Under new rules set to take effect on September 14, part of a 26-point enforcement program announced by President Bush three weeks ago, employers who receive “no-match” letters will have 90 days to resolve discrepancies. If they fail to do so, the Department of Homeland Security may conclude that the employers knowingly violated the law by employing “illegal” workers, opening them up to fines and possible criminal charges.

The inevitable, and intended, effect will be mass firings of immigrant workers.

In carrying out Tuesday’s raid, the Bush administration and the Homeland Security Department gave a boost to Butler County, Ohio Sheriff Richard K. Jones, who has been leading a racist vendetta against immigrant workers. Jones issued a statement following the raid in which he announced that his office had filed separate state charges against 20 of the detained workers.

“Twelve males and eight females,” he wrote, “listing various ‘Origins of Birth’ of Guatemala, Peru and Mexico, have been charged with Ohio crimes such as forgery and theft of identity. This means that these individuals, in addition to being in this country illegally (as determined and charged by ICE) are charged with committing additional serious criminal offenses while here.”

In other words, Jones is piling on additional criminal charges against immigrants whose only “crime” is seeking to support themselves and their families.

In his statement, Jones boasted that he has “taken a very tough stance against illegal immigration and criminal aliens for years,” including taking out newspaper ads and renting billboards “in that educational effort.”

“I have warned employers that we would be coming,” he said, adding, “To any other employer in Butler County that has hired illegals or has not taken steps to ensure they have not hired illegals, beware. I don’t believe our job is finished. I expect more of these operations will come.”

Speaking to local television news reporters, Jones said, “We’ve been telling you and other elected officials, we are in a problem here, not only in this community, but the entire country is dealing with people coming here, stealing IDs, stealing identities. They are basically robbing the community.”

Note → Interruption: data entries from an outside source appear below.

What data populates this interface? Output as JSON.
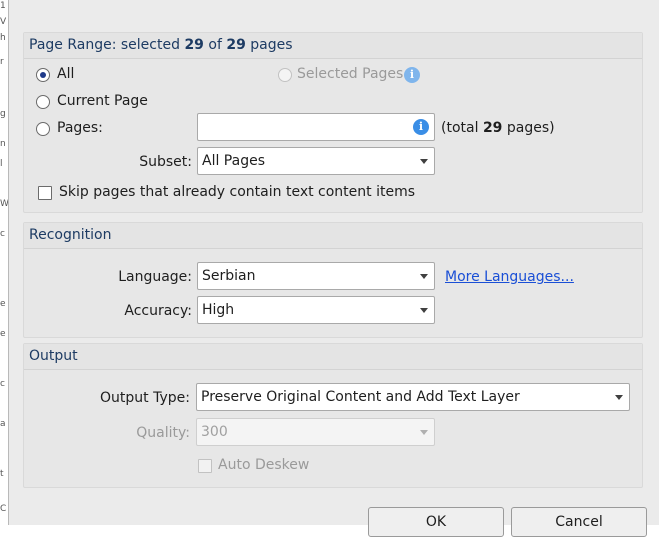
{
  "page_range": {
    "header_prefix": "Page Range: selected ",
    "selected_count": "29",
    "header_of": " of ",
    "total_count": "29",
    "header_suffix": " pages",
    "all_label": "All",
    "selected_pages_label": "Selected Pages",
    "current_page_label": "Current Page",
    "pages_label": "Pages:",
    "pages_input_value": "",
    "total_prefix": "(total ",
    "total_value": "29",
    "total_suffix": " pages)",
    "subset_label": "Subset:",
    "subset_value": "All Pages",
    "skip_label": "Skip pages that already contain text content items"
  },
  "recognition": {
    "header": "Recognition",
    "language_label": "Language:",
    "language_value": "Serbian",
    "more_languages_link": "More Languages...",
    "accuracy_label": "Accuracy:",
    "accuracy_value": "High"
  },
  "output": {
    "header": "Output",
    "output_type_label": "Output Type:",
    "output_type_value": "Preserve Original Content and Add Text Layer",
    "quality_label": "Quality:",
    "quality_value": "300",
    "auto_deskew_label": "Auto Deskew"
  },
  "buttons": {
    "ok": "OK",
    "cancel": "Cancel"
  },
  "icons": {
    "info": "i"
  }
}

The federal government is directly promoting this type of fascistic hysteria. The Bush administration is doing so in part to repair relations with its far-right Republican base, following the defeat earlier this summer of its immigration bill due to opposition from Republican legislators.

More fundamentally, it is seeking to whip up racist and chauvinist sentiment, using immigrants as scapegoats, in order to divert popular anger over the war in Iraq, job cuts, falling living standards and ever-growing social inequality into reactionary channels.

Immigrants are not responsible for the worsening plight of native-born workers—the result of government policies aimed at the further enrichment of a wealthy elite and an economic system that breeds ever greater inequality. All workers must have the right to live and work in the country of their choice, with full rights and benefits, and all attempts to pit American workers against their brothers and sisters of other countries must be answered with a socialist policy to unite workers internationally.